Структурный сотовый заполнитель - FC

Просмотреть список данных изделия

Nida-Core FC
(плотность от 1 до 4.5 фунтов на куб.фут)

«Nida-Core FC» (Flexible Core) – обширный сверхэластичный сотовый материал, который можно приспособить и разработать под требования конечного потребителя. «Nida-Core FC» можно произвести практически из любого термопластичного материала – полипропилена, полиэтилена, поликарбоната и многих других в нетканой и пленочной форме.
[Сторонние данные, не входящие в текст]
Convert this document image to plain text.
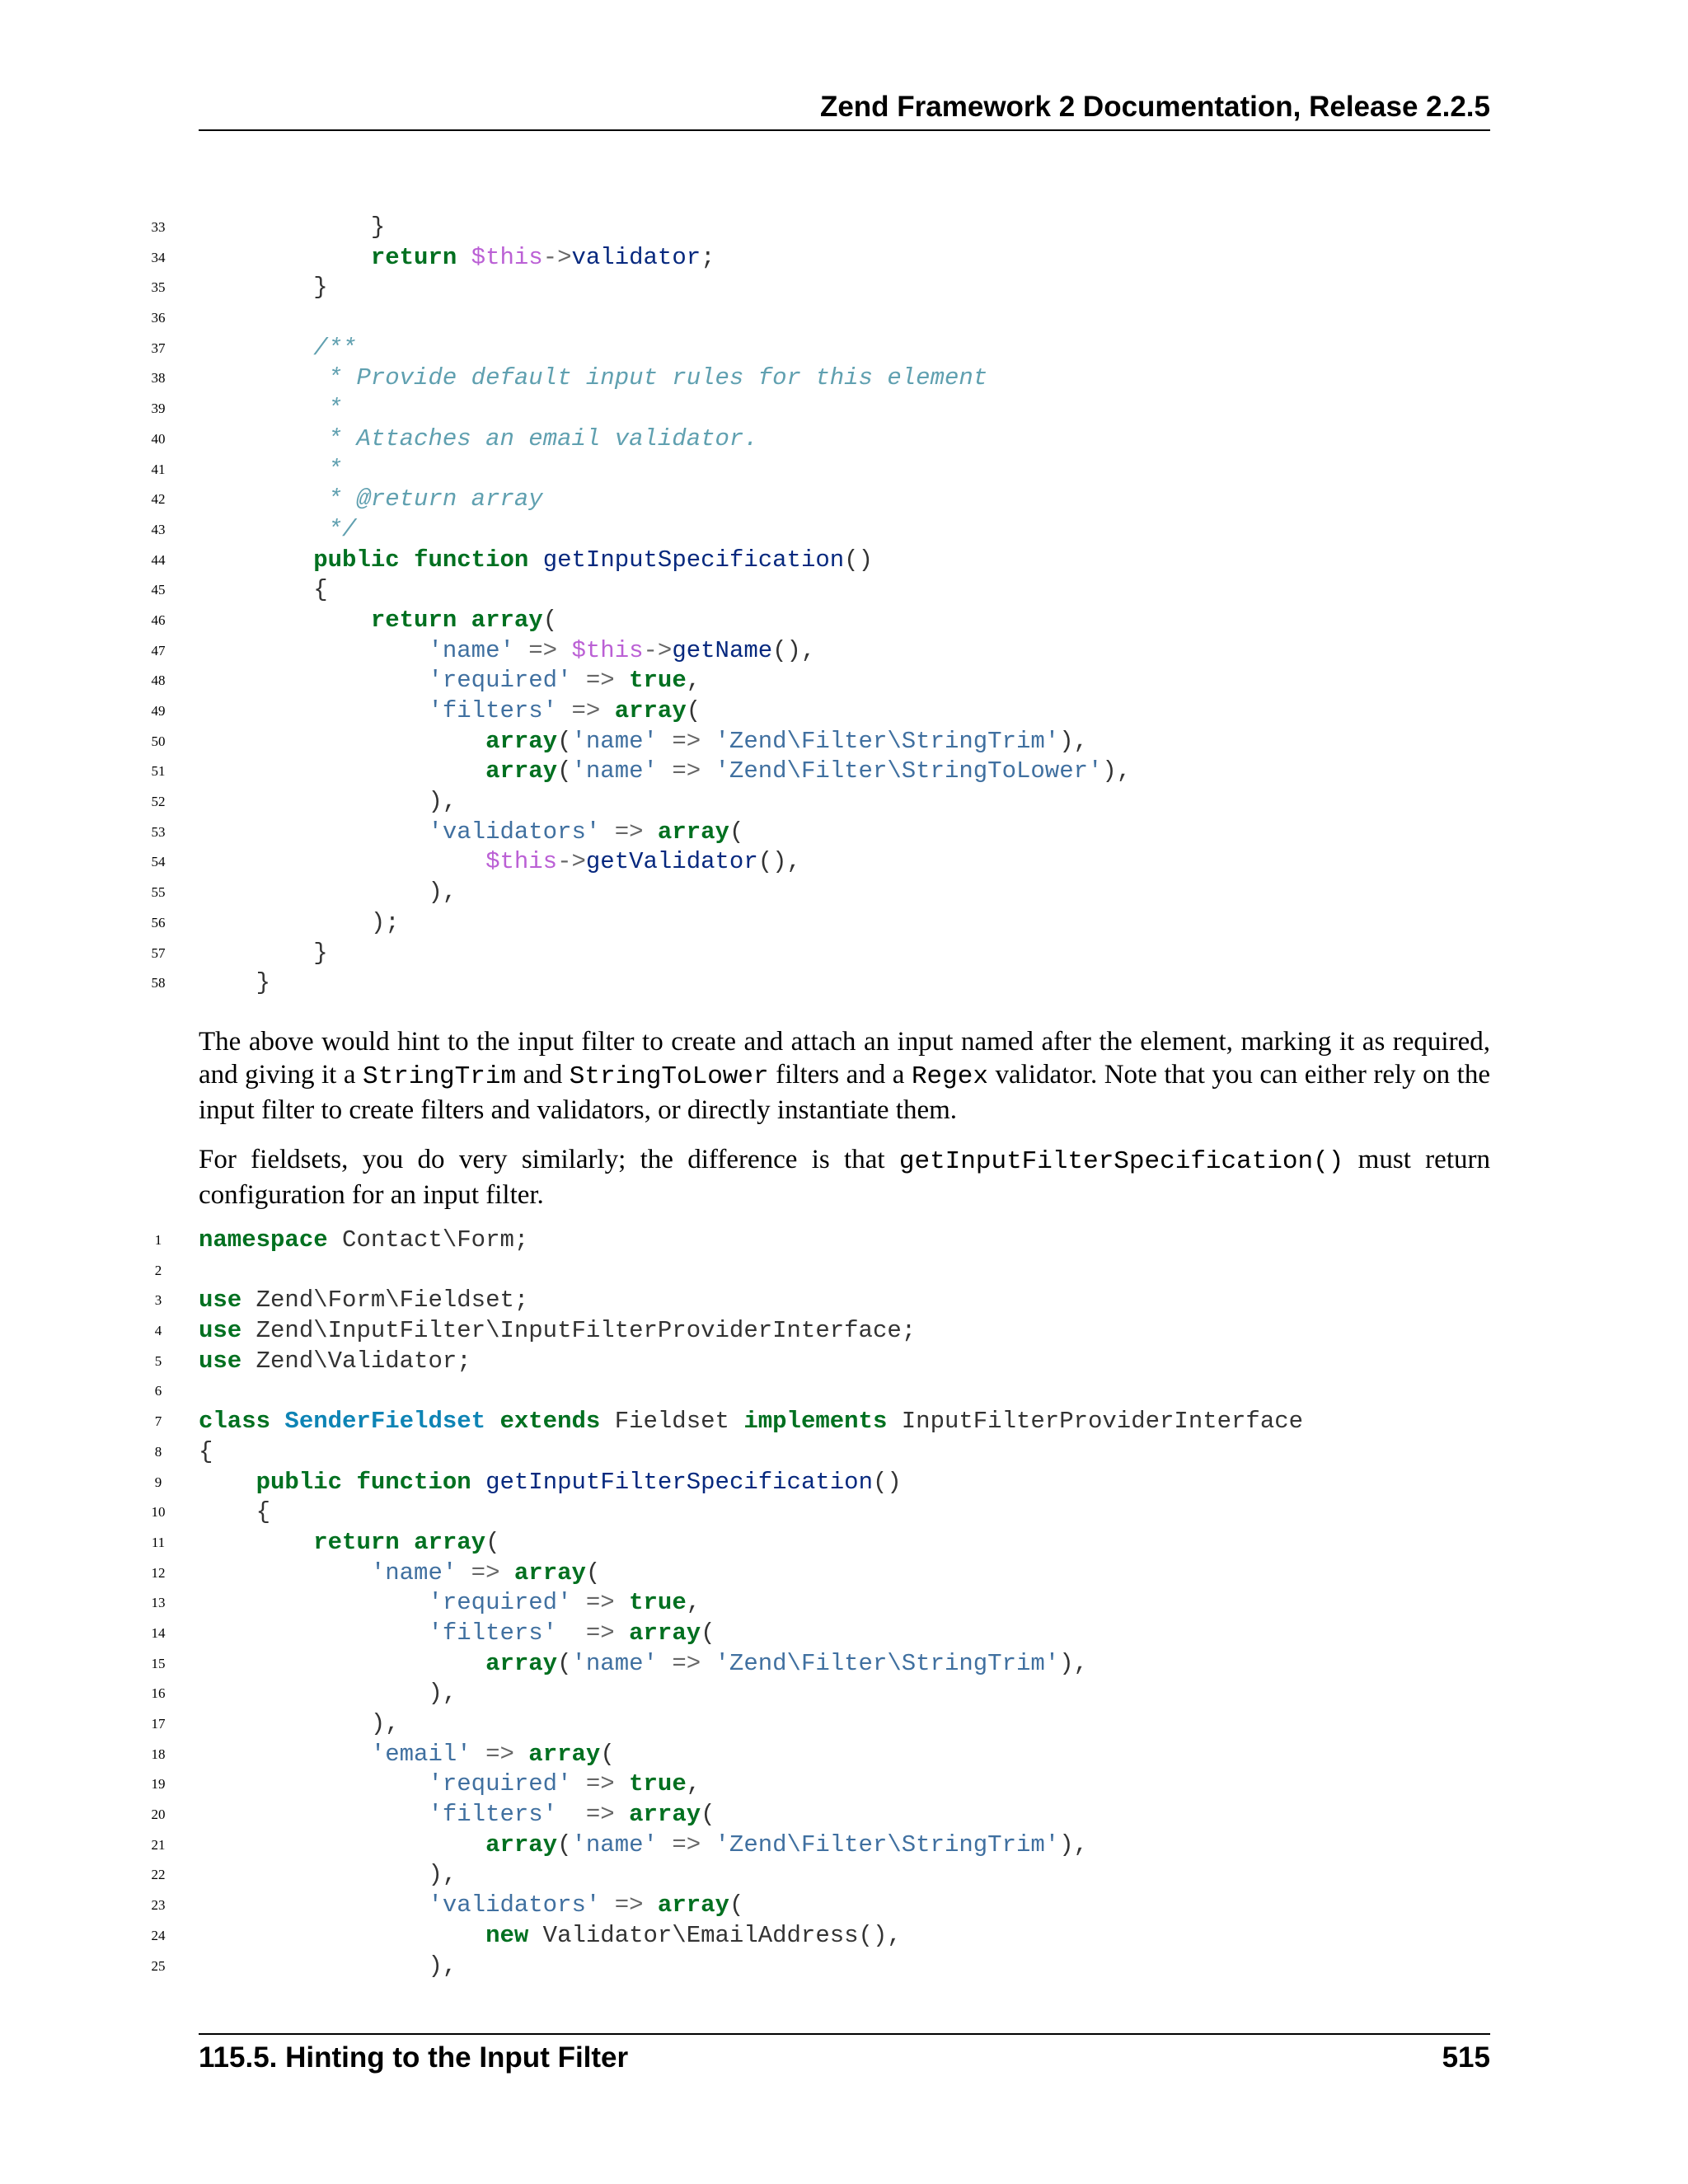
Zend Framework 2 Documentation, Release 2.2.5
33 }
34	return $this->validator;
35 }
36
37	/**
38	* Provide default input rules for this element
39	*
40	* Attaches an email validator.
41	*
42	* @return array
43	*/
44	public function getInputSpecification()
45 {
46	return array(
47	'name' => $this->getName(),
48	'required' => true,
49	'filters' => array(
50	array('name' => 'Zend\Filter\StringTrim'),
51	array('name' => 'Zend\Filter\StringToLower'),
52 ),
53	'validators' => array(
54	$this->getValidator(),
55 ),
56 );
57 }
58 }

The above would hint to the input filter to create and attach an input named after the element, marking it as required, and giving it a StringTrim and StringToLower filters and a Regex validator. Note that you can either rely on the input filter to create filters and validators, or directly instantiate them.

For fieldsets, you do very similarly; the difference is that getInputFilterSpecification() must return configuration for an input filter.

1 namespace Contact\Form;
2
3 use Zend\Form\Fieldset;
4 use Zend\InputFilter\InputFilterProviderInterface;
5 use Zend\Validator;
6
7 class SenderFieldset extends Fieldset implements InputFilterProviderInterface
8 {
9	public function getInputFilterSpecification()
10 {
11	return array(
12	'name' => array(
13	'required' => true,
14	'filters' => array(
15	array('name' => 'Zend\Filter\StringTrim'),
16 ),
17 ),
18	'email' => array(
19	'required' => true,
20	'filters' => array(
21	array('name' => 'Zend\Filter\StringTrim'),
22 ),
23	'validators' => array(
24	new Validator\EmailAddress(),
25 ),
115.5. Hinting to the Input Filter	515
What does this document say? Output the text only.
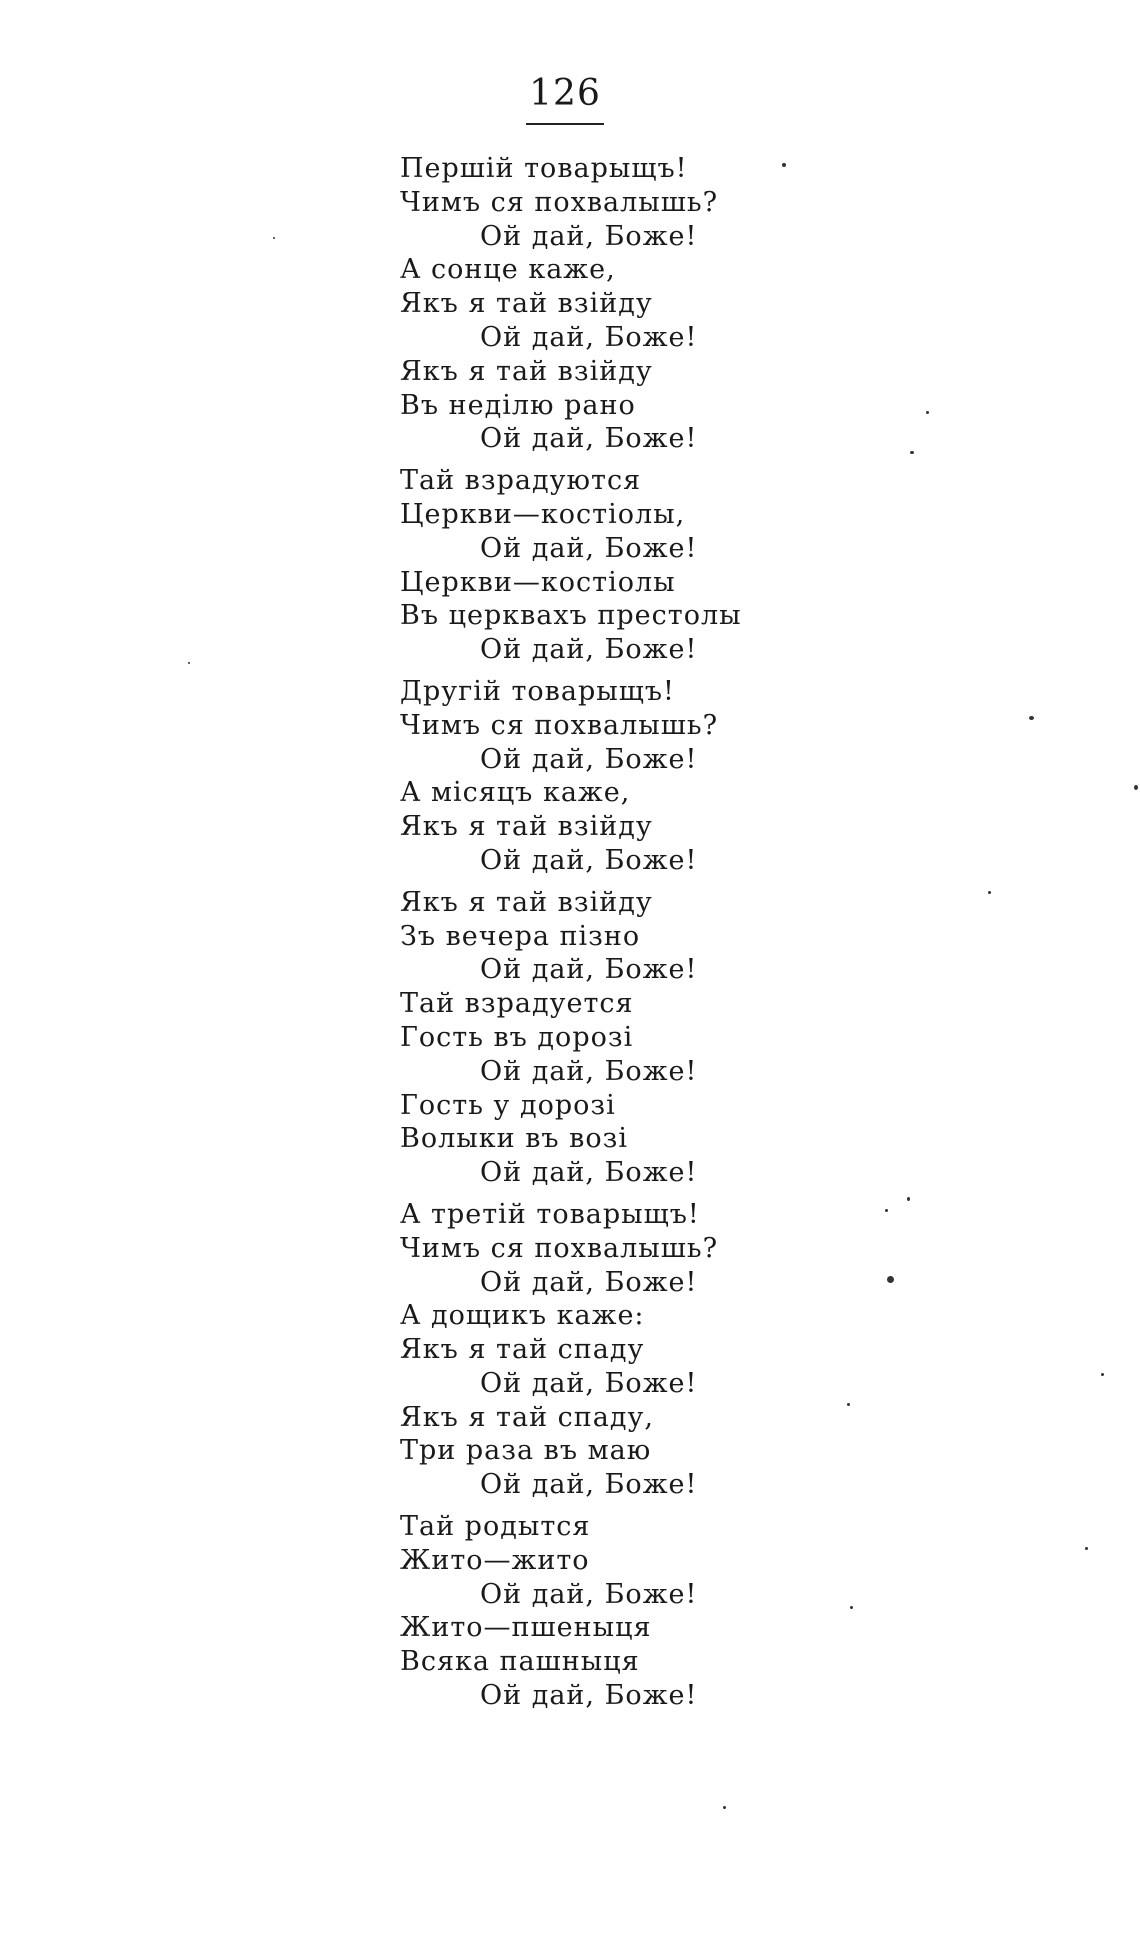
126
Першій товарыщъ!
Чимъ ся похвалышь?
Ой дай, Боже!
А сонце каже,
Якъ я тай взійду
Ой дай, Боже!
Якъ я тай взійду
Въ неділю рано
Ой дай, Боже!
Тай взрадуются
Церкви—костіолы,
Ой дай, Боже!
Церкви—костіолы
Въ церквахъ престолы
Ой дай, Боже!
Другій товарыщъ!
Чимъ ся похвалышь?
Ой дай, Боже!
А місяцъ каже,
Якъ я тай взійду
Ой дай, Боже!
Якъ я тай взійду
Зъ вечера пізно
Ой дай, Боже!
Тай взрадуется
Гость въ дорозі
Ой дай, Боже!
Гость у дорозі
Волыки въ возі
Ой дай, Боже!
А третій товарыщъ!
Чимъ ся похвалышь?
Ой дай, Боже!
А дощикъ каже:
Якъ я тай спаду
Ой дай, Боже!
Якъ я тай спаду,
Три раза въ маю
Ой дай, Боже!
Тай родытся
Жито—жито
Ой дай, Боже!
Жито—пшеныця
Всяка пашныця
Ой дай, Боже!
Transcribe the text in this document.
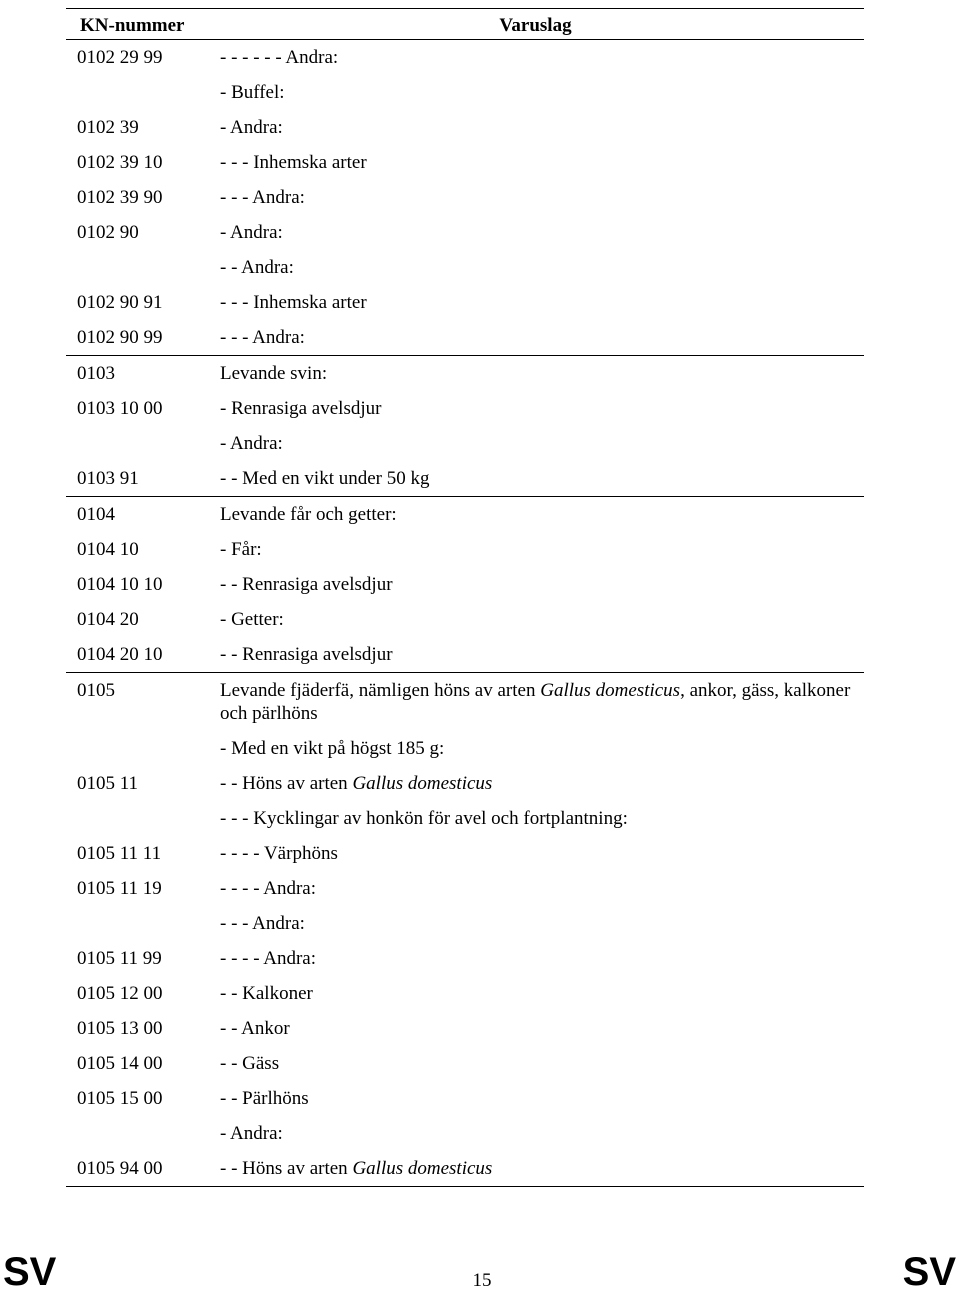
KN-nummer	Varuslag
0102 29 99	- - - - - - Andra:
	- Buffel:
0102 39	- Andra:
0102 39 10	- - - Inhemska arter
0102 39 90	- - - Andra:
0102 90	- Andra:
	- - Andra:
0102 90 91	- - - Inhemska arter
0102 90 99	- - - Andra:
0103	Levande svin:
0103 10 00	- Renrasiga avelsdjur
	- Andra:
0103 91	- - Med en vikt under 50 kg
0104	Levande får och getter:
0104 10	- Får:
0104 10 10	- - Renrasiga avelsdjur
0104 20	- Getter:
0104 20 10	- - Renrasiga avelsdjur
0105	Levande fjäderfä, nämligen höns av arten Gallus domesticus, ankor, gäss, kalkoner och pärlhöns
	- Med en vikt på högst 185 g:
0105 11	- - Höns av arten Gallus domesticus
	- - - Kycklingar av honkön för avel och fortplantning:
0105 11 11	- - - - Värphöns
0105 11 19	- - - - Andra:
	- - - Andra:
0105 11 99	- - - - Andra:
0105 12 00	- - Kalkoner
0105 13 00	- - Ankor
0105 14 00	- - Gäss
0105 15 00	- - Pärlhöns
	- Andra:
0105 94 00	- - Höns av arten Gallus domesticus
SV	15	SV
FC производится с применением запатентованной системы трехмерного наложения путем термосклеивания, толщиной до 100 мм, шириной до 1250 мм и требуемой длины. Термосклеивание не требует применения клея и прочих примесей в процессе, что делает продукт на 100 % пригодным к повторному использованию и благоприятным для окружающей среды.

Сооружения

В целом, применение данного изделия охватывает хотя бы одну из следующих областей:
структура, отделение, перенос жидкости и поглощение энергии.
Возможно применение с требованием всех данных функций, хотя некоторые виды применения требуют только одну. С тех пор, как сущность нетканого материала была радикально изменена, т.e. стала трехмерной, потенциал его интеллектуальной собственности также резко изменился, и многие новопризнанные области доступны для того же исходного материала.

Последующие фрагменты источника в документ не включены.